I especially loved this illustration about the real story of the Titanic.
Perhaps part of our slowness to come to grips with this truth lies in the way the notion of moral imperative has dissipated in much recent Western thought. Did you see the film Titanic that was screened about a dozen years ago? The great ship is full of the richest people in the world, and , according to the film, as the ship sinks, the rich men start to scramble for the few an inadequate lifeboats, shoving aside the women and children in their desperate desire to live. British sailors draw handguns and fire into the air, crying “Stand back! Stand back! Women and children first!” In reality, of course, nothing like that happened. The universal testimony of the witnesses who survived the disaster is that the men hung back and urged the women and children into the lifeboats. John Jacob Astor was there, at the time the richest man on earth, the Bill Gates of 1912. He dragged his wife to a boat, shoved her on, and stepped back. Someone urged him to get in, too. He refused: the boats are too few, and must be for the women and children first. He stepped back, and drowned. The philanthropist Benjamin Guggenheim was present. He was traveling with his mistress, but when he perceived that it was unlikely he would survive, he told one of his servants, “Tell my wife that Benjamin Guggenheim knows his duty” –and he hung back, and drowned. There is not a single report of some rich man displacing women and children in the mad rush for survival.Kevin DeYoung
When the film was reviewed in the New York Times, the reviewer asked why the producer and director of the film had distorted history so flagrantly in this regard. The scene as they depicted it was implausible from the beginning. British sailors drawing handguns? Most British police officers do not carry handguns; British sailors certainly do not. So why this willful distortion of history? And then the reviewer answered his own question: if the producer and director had told the truth, he said, no one would have believed them.
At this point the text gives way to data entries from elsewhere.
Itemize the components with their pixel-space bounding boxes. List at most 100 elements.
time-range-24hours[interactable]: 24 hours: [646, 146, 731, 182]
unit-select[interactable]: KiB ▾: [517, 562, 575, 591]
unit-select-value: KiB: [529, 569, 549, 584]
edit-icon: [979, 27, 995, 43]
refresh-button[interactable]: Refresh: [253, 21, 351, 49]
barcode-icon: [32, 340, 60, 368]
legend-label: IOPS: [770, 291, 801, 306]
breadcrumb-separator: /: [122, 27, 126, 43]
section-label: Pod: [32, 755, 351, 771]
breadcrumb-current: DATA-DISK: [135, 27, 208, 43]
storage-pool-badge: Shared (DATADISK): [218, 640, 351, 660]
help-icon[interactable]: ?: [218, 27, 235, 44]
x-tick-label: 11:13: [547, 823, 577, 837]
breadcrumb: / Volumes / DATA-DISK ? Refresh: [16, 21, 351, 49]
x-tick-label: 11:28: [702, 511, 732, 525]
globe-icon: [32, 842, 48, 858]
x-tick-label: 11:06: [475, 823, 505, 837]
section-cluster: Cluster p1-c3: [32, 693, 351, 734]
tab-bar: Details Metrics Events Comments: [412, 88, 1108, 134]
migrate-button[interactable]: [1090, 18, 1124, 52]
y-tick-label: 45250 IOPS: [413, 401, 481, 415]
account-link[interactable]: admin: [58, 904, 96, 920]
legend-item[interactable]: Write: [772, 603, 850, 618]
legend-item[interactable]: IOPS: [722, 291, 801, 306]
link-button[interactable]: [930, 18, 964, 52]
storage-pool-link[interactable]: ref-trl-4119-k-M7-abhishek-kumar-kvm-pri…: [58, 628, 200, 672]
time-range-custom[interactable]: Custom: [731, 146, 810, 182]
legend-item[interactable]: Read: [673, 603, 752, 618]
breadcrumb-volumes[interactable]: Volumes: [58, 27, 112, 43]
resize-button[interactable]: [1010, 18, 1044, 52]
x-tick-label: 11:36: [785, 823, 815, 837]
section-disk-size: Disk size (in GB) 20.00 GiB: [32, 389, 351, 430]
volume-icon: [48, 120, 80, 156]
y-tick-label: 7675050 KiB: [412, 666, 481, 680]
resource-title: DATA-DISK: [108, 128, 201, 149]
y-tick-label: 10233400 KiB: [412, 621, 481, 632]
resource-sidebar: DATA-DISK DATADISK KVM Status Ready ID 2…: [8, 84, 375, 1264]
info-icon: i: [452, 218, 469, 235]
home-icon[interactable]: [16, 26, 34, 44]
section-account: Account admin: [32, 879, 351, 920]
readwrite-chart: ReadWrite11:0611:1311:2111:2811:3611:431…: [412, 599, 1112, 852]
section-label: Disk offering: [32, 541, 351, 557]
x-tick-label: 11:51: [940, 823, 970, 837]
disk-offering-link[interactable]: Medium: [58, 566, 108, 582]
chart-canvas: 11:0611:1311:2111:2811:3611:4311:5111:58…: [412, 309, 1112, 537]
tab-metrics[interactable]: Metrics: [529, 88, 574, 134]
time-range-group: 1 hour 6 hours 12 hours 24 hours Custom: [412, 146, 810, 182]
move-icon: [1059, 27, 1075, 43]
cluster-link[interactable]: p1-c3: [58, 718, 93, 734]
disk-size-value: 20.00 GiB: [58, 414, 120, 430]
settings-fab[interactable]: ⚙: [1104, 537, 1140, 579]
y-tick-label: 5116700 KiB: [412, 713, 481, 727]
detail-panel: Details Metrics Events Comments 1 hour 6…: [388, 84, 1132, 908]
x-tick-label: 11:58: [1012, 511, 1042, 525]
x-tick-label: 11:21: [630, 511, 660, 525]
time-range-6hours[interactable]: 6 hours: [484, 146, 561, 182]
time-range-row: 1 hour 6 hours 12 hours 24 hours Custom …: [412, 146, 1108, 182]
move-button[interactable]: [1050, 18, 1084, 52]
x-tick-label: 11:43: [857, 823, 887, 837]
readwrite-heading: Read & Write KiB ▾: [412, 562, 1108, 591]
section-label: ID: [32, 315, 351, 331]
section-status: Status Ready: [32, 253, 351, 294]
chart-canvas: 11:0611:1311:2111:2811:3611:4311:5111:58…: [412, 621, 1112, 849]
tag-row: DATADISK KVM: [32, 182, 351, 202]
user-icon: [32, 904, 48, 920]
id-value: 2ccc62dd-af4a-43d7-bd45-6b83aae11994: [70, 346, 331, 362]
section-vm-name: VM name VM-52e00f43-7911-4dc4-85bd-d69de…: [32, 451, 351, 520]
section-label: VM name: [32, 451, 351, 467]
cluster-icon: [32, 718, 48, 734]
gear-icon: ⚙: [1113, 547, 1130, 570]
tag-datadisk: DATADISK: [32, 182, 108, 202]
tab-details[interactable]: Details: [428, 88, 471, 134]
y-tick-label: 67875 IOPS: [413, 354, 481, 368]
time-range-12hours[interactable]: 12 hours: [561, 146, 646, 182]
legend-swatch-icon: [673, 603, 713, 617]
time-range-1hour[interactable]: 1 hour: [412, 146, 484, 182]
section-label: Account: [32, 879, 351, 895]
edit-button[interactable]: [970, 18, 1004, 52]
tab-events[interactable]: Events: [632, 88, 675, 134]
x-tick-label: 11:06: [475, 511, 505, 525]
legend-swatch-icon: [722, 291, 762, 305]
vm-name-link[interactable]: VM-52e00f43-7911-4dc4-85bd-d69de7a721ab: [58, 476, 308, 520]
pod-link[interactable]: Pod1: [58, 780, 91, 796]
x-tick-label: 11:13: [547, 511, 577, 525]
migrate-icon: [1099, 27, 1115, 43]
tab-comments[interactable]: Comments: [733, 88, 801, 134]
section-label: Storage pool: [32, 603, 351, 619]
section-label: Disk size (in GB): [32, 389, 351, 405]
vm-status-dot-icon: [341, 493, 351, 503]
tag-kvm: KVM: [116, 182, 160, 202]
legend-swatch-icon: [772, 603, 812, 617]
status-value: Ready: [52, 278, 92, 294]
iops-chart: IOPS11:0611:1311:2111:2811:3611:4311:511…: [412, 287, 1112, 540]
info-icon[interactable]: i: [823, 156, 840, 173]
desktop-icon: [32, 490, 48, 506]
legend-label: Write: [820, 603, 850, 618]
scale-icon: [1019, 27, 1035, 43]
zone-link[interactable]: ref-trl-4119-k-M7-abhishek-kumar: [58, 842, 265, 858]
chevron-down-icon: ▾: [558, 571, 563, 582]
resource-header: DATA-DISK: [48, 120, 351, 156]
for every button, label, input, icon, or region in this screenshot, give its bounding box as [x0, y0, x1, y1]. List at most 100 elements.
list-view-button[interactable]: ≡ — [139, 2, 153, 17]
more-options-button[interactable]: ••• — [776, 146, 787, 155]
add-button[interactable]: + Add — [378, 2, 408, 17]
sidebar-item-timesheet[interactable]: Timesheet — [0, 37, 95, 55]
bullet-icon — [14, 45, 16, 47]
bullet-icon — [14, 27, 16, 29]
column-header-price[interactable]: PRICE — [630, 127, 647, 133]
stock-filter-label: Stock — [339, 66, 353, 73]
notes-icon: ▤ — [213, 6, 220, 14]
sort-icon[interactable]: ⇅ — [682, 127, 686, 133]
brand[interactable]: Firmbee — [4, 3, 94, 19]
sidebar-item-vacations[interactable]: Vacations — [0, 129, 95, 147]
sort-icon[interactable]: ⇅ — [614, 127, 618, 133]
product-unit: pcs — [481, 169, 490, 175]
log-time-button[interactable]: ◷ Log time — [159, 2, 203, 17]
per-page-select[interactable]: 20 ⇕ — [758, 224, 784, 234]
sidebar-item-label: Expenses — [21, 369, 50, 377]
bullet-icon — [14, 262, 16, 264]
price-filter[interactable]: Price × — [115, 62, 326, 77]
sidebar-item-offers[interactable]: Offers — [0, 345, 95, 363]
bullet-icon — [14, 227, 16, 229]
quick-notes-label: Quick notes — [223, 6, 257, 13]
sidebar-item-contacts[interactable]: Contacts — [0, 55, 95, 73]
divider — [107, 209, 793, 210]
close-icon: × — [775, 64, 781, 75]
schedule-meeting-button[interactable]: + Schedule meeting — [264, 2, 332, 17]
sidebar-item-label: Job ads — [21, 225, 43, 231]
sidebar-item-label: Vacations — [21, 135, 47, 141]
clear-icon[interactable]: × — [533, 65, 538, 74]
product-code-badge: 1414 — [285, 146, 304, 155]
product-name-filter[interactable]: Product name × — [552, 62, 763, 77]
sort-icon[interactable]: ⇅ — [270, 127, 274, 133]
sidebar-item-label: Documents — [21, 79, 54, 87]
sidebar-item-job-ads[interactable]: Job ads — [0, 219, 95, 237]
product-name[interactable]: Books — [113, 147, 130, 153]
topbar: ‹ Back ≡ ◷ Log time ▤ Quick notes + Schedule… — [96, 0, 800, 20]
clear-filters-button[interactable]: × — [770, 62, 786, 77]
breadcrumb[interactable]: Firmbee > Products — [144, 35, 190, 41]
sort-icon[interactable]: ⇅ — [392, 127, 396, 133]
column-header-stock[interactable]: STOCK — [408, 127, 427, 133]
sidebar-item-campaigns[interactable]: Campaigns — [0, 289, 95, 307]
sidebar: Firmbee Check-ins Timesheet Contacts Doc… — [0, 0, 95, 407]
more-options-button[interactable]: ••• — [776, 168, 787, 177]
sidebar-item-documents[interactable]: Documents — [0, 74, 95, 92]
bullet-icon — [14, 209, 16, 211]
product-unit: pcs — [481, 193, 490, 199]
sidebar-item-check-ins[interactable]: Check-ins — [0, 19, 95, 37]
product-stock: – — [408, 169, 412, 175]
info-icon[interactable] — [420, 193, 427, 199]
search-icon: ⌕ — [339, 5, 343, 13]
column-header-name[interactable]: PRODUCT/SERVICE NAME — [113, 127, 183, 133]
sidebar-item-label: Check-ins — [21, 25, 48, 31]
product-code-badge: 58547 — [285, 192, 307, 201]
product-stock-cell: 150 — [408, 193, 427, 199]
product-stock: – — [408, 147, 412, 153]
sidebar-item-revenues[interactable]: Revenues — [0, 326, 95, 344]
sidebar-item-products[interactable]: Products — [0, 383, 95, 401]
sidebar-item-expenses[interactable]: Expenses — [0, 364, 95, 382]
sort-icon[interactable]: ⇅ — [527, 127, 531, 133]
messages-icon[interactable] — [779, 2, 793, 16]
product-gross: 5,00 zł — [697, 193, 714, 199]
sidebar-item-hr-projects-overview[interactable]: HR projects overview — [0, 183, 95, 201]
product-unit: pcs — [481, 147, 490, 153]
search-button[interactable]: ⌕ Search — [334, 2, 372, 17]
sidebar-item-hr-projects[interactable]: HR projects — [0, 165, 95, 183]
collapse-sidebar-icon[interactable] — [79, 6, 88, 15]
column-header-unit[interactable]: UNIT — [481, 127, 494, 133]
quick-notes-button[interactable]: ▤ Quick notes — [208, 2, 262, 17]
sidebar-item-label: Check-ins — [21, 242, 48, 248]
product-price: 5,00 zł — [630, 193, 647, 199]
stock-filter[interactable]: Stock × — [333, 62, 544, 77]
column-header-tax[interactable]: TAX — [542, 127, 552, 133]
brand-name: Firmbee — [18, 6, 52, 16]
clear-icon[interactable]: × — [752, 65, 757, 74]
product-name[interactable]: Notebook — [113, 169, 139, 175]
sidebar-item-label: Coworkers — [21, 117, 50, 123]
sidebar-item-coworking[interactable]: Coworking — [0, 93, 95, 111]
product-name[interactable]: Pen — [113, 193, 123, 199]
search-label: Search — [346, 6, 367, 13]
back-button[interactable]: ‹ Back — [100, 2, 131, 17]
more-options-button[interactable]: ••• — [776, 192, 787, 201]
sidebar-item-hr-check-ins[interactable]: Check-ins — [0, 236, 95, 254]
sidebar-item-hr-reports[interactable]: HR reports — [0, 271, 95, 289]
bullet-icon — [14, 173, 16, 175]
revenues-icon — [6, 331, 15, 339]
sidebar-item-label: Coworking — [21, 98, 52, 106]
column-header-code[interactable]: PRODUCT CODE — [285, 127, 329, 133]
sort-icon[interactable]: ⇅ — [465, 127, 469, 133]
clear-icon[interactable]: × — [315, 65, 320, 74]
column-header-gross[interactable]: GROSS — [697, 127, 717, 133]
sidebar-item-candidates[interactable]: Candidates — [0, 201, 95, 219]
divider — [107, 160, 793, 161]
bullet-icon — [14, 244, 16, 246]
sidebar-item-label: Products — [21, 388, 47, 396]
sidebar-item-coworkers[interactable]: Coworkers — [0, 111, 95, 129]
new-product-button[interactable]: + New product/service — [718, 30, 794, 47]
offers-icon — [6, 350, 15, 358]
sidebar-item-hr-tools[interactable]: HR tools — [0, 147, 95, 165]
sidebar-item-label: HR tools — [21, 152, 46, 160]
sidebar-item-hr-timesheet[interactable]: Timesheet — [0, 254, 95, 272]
I have seldom read a more damning indictment of the development of Western culture, especially Anglo-Saxon culture, in the last century. One hundred years ago, there remained in our culture enough residue of the Christian virtue of self-sacrifice for the sake of others, of the moral imperative that seeks the other’s good at personal expense, that Christians and non-Christians alike thought it noble, if unremarkable, to choose death for the sake of others. A mere century later, such a course is judged so unbelievable that the history has to be distorted (30-31).